The Scottish Enlightenment

The Scottish Enlightenment Essays in Reinterpretation

Paul Wood2000
Despite the recent surge of scholarship on the Scottish Enlightenment, no single volume has attempted to take stock of the field since the 1980s. The Scottish Enlightenment: Essays in Reinterpretation brings together essays by an international group of experts who are all well known for their publications on eighteenth-century Scotland. Individually, the essays cover a wide range of topics, from medicine to moral philosophy, and each chapter expands our knowledge of the Enlightenment in Scotland by providing new information or a fresh look at significant questions which have aroused controversy in the past.
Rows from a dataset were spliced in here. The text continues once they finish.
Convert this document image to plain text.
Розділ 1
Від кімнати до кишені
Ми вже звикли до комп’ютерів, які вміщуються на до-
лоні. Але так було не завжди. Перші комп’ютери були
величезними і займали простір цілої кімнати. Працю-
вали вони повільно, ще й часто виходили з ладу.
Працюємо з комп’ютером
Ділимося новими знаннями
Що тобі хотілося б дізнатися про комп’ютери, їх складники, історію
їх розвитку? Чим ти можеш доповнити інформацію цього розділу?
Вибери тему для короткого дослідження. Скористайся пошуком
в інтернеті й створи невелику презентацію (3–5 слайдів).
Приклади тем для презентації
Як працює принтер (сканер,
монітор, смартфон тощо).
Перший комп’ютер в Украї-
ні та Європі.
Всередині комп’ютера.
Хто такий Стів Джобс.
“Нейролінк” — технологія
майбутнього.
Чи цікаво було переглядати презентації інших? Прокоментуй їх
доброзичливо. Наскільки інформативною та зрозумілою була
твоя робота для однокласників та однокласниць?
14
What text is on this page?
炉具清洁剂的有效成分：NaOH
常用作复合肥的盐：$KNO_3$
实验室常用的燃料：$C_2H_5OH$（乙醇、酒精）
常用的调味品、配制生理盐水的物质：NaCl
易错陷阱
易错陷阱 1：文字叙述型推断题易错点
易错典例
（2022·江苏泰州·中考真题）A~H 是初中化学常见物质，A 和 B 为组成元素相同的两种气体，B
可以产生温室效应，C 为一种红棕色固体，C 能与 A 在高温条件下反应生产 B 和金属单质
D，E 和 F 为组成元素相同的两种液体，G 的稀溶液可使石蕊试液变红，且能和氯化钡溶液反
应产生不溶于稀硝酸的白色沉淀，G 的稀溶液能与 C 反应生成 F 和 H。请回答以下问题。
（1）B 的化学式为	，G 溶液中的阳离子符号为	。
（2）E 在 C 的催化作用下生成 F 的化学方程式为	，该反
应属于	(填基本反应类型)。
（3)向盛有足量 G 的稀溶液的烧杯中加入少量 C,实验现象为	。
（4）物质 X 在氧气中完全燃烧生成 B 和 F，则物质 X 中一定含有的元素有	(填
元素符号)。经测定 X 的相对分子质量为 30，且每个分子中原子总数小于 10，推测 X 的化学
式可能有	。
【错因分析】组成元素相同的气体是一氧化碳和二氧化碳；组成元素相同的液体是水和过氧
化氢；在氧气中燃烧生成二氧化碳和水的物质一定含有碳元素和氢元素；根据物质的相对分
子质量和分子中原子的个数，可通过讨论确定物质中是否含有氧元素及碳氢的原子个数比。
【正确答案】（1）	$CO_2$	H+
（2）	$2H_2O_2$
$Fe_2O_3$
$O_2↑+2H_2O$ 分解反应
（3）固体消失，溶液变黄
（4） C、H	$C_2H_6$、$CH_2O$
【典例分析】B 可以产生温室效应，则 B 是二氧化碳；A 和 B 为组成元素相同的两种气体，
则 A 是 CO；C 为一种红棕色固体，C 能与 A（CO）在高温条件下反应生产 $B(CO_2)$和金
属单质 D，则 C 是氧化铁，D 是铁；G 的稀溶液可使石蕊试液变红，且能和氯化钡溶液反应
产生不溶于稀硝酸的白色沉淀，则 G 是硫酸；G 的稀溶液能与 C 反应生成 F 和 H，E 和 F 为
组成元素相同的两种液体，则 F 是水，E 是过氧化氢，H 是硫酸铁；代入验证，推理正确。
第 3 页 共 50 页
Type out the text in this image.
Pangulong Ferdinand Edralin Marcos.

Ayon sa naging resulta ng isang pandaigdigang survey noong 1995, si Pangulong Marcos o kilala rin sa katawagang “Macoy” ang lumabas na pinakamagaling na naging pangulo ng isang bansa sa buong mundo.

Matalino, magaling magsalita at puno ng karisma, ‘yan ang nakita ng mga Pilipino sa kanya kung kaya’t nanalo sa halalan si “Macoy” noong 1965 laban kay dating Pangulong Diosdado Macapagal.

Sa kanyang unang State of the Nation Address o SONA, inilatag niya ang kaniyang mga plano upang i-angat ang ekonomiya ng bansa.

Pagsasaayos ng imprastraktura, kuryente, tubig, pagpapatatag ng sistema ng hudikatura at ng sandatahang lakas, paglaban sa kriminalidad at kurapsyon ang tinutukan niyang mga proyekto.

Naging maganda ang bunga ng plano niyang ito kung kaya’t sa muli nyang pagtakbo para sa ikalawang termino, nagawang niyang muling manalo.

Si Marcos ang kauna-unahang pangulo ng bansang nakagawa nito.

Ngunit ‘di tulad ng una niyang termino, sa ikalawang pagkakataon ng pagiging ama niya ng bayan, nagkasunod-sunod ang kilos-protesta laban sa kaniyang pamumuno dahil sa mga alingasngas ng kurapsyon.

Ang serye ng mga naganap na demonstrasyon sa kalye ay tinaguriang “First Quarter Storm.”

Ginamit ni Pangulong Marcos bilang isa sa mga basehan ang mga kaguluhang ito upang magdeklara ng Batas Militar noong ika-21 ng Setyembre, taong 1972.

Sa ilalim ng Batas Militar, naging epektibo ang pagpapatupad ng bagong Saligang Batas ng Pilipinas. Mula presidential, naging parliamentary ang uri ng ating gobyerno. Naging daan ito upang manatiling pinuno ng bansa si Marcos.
Readers will find the latest research on the culture of print in the Scottish Enlightenment; the medical world of eighteenth-century Scotland; the relations between the Scottish literati and Enlightened savants in England and Europe; geography and the rise of public science in Scotland; the philosophical systemes of Francis Hutcheson, George Campbell, and Thomas Reid; the manuscripts of David Hume; and the historical works of Dugald Stewart. In their different ways, the essays additionally explore some of the most important historiographical issues associated with the study of the Scottish Enlightenment. Readers are introduced to debates over the very definition of the term 'the Scottish Enlightenment'; the coherence of the 'school' of Scottish philosophy; the Scottish Enlightenment and the making of Scottish identity; the roles of science, medicine, moral philosophy, and political economy in enlightened culture; and the cosmopolitan character of the Enlightenment. This volume thus enriches our picture not only of the Scottish Enlightenment, but of the Enlightenment in general.